Сабрина рассмеялась.

— Весь вечер ты думал только об этом мошенничестве.

— Только отчасти. Все мои мысли были заняты тобой. И так всегда, что бы я ни делал. — Продолжая обнимать ее за талию, он повернулся и направился к лестнице, ведущей наверх.

— Подожди, надо выключить свет…

— Миссис Тиркелл выключит утром. Ты ведь хотела, чтобы я привык к тому, что меня балуют. И вот смотри, каким способным учеником я оказался.

Сабрина снова рассмеялась, и в ее смехе были нотки такой любви, наслаждения и восторга, что Гарт ощутил прилив вдохновения и удовлетворения. Если мужчина способен дать такое ощущение женщине, которую любит, значит, он способен на все что угодно.

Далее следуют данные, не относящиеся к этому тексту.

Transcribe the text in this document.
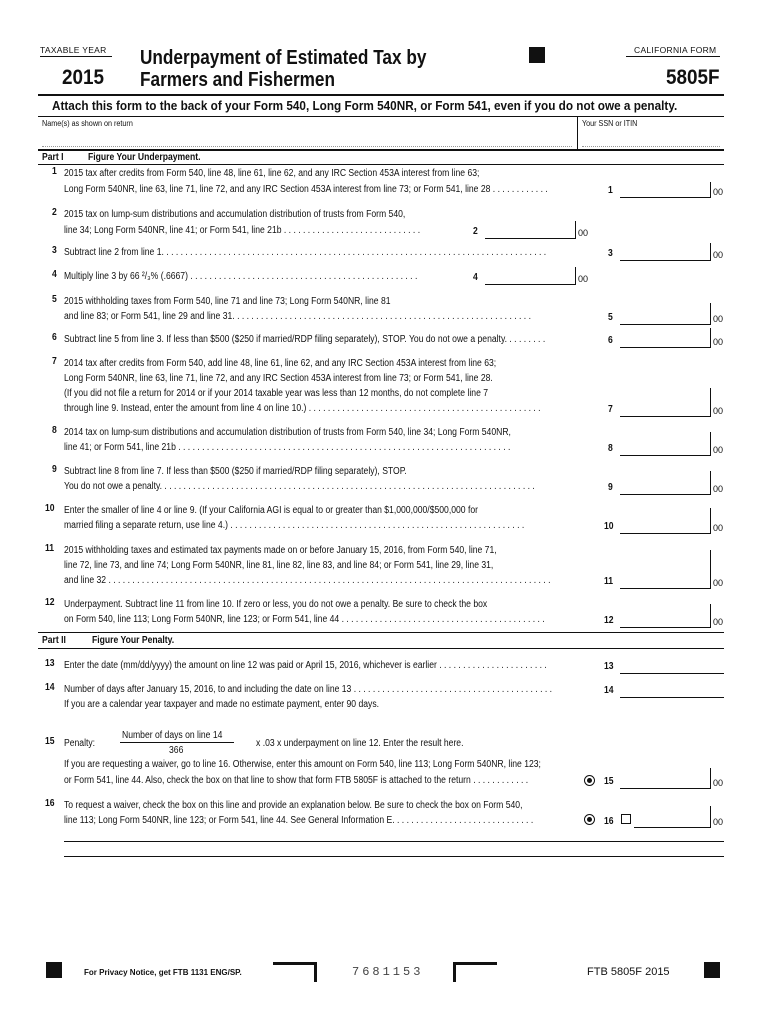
TAXABLE YEAR
2015
Underpayment of Estimated Tax by
Farmers and Fishermen
CALIFORNIA FORM
5805F
Attach this form to the back of your Form 540, Long Form 540NR, or Form 541, even if you do not owe a penalty.
Name(s) as shown on return	Your SSN or ITIN
Part I Figure Your Underpayment.
1 2015 tax after credits from Form 540, line 48, line 61, line 62, and any IRC Section 453A interest from line 63;
Long Form 540NR, line 63, line 71, line 72, and any IRC Section 453A interest from line 73; or Form 541, line 28 . . . . . . . . . . . .	1	00
2 2015 tax on lump-sum distributions and accumulation distribution of trusts from Form 540,
line 34; Long Form 540NR, line 41; or Form 541, line 21b . . . . . . . . . . . . . . . . . . . . . . . . . . . . .	2	00
3 Subtract line 2 from line 1. . . . . . . . . . . . . . . . . . . . . . . . . . . . . . . . . . . . . . . . . . . . . . . . . . . . . . . . . . . . . . . . . . . . . . . . . . . . . . . . .	3	00
4 Multiply line 3 by 66 ²/₃% (.6667) . . . . . . . . . . . . . . . . . . . . . . . . . . . . . . . . . . . . . . . . . . . . . . . .	4	00
5 2015 withholding taxes from Form 540, line 71 and line 73; Long Form 540NR, line 81
and line 83; or Form 541, line 29 and line 31. . . . . . . . . . . . . . . . . . . . . . . . . . . . . . . . . . . . . . . . . . . . . . . . . . . . . . . . . . . . . . .	5	00
6 Subtract line 5 from line 3. If less than $500 ($250 if married/RDP filing separately), STOP. You do not owe a penalty. . . . . . . . .	6	00
7 2014 tax after credits from Form 540, add line 48, line 61, line 62, and any IRC Section 453A interest from line 63;
Long Form 540NR, line 63, line 71, line 72, and any IRC Section 453A interest from line 73; or Form 541, line 28.
(If you did not file a return for 2014 or if your 2014 taxable year was less than 12 months, do not complete line 7
through line 9. Instead, enter the amount from line 4 on line 10.) . . . . . . . . . . . . . . . . . . . . . . . . . . . . . . . . . . . . . . . . . . . . . . . . .	7	00
8 2014 tax on lump-sum distributions and accumulation distribution of trusts from Form 540, line 34; Long Form 540NR,
line 41; or Form 541, line 21b . . . . . . . . . . . . . . . . . . . . . . . . . . . . . . . . . . . . . . . . . . . . . . . . . . . . . . . . . . . . . . . . . . . . . .	8	00
9 Subtract line 8 from line 7. If less than $500 ($250 if married/RDP filing separately), STOP.
You do not owe a penalty. . . . . . . . . . . . . . . . . . . . . . . . . . . . . . . . . . . . . . . . . . . . . . . . . . . . . . . . . . . . . . . . . . . . . . . . . . . . . . .	9	00
10 Enter the smaller of line 4 or line 9. (If your California AGI is equal to or greater than $1,000,000/$500,000 for
married filing a separate return, use line 4.) . . . . . . . . . . . . . . . . . . . . . . . . . . . . . . . . . . . . . . . . . . . . . . . . . . . . . . . . . . . . . .	10	00
11 2015 withholding taxes and estimated tax payments made on or before January 15, 2016, from Form 540, line 71,
line 72, line 73, and line 74; Long Form 540NR, line 81, line 82, line 83, and line 84; or Form 541, line 29, line 31,
and line 32 . . . . . . . . . . . . . . . . . . . . . . . . . . . . . . . . . . . . . . . . . . . . . . . . . . . . . . . . . . . . . . . . . . . . . . . . . . . . . . . . . . . . . . . . . . . . .	11	00
12 Underpayment. Subtract line 11 from line 10. If zero or less, you do not owe a penalty. Be sure to check the box
on Form 540, line 113; Long Form 540NR, line 123; or Form 541, line 44 . . . . . . . . . . . . . . . . . . . . . . . . . . . . . . . . . . . . . . . . . . .	12	00
Part II	Figure Your Penalty.
13 Enter the date (mm/dd/yyyy) the amount on line 12 was paid or April 15, 2016, whichever is earlier . . . . . . . . . . . . . . . . . . . . . . .	13
14 Number of days after January 15, 2016, to and including the date on line 13 . . . . . . . . . . . . . . . . . . . . . . . . . . . . . . . . . . . . . . . . . .
If you are a calendar year taxpayer and made no estimate payment, enter 90 days.
14
15 Penalty:
Number of days on line 14
366
x .03 x underpayment on line 12. Enter the result here.
If you are requesting a waiver, go to line 16. Otherwise, enter this amount on Form 540, line 113; Long Form 540NR, line 123;
or Form 541, line 44. Also, check the box on that line to show that form FTB 5805F is attached to the return . . . . . . . . . . . .	15	00
16 To request a waiver, check the box on this line and provide an explanation below. Be sure to check the box on Form 540,
line 113; Long Form 540NR, line 123; or Form 541, line 44. See General Information E. . . . . . . . . . . . . . . . . . . . . . . . . . . . . .	16	00
For Privacy Notice, get FTB 1131 ENG/SP.	7681153	FTB 5805F 2015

Спальня была вся залита лунным светом, только по углам затаились тени. Разноцветное стеганое одеяло мягко переливалось приглушенными красками на белоснежном фоне кровати. Сабрина отбросила одеяло и они легли на прохладные простыни. В комнате тоже было прохладно. Словно впервые они принялись ласкать друг друга губами и руками, а потом Гарт овладел ею так легко и естественно, как будто они просто лежали и разговаривали. Их тела сплелись воедино, словно голоса в библиотеке. Но мы же на самом деле разговариваем, мелькнула у Сабрины мысль. Чтобы мы ни делали, где бы ни находились, мы все время разговариваем друг с другом. Но для полноты ощущения нужно, чтобы мы были вместе.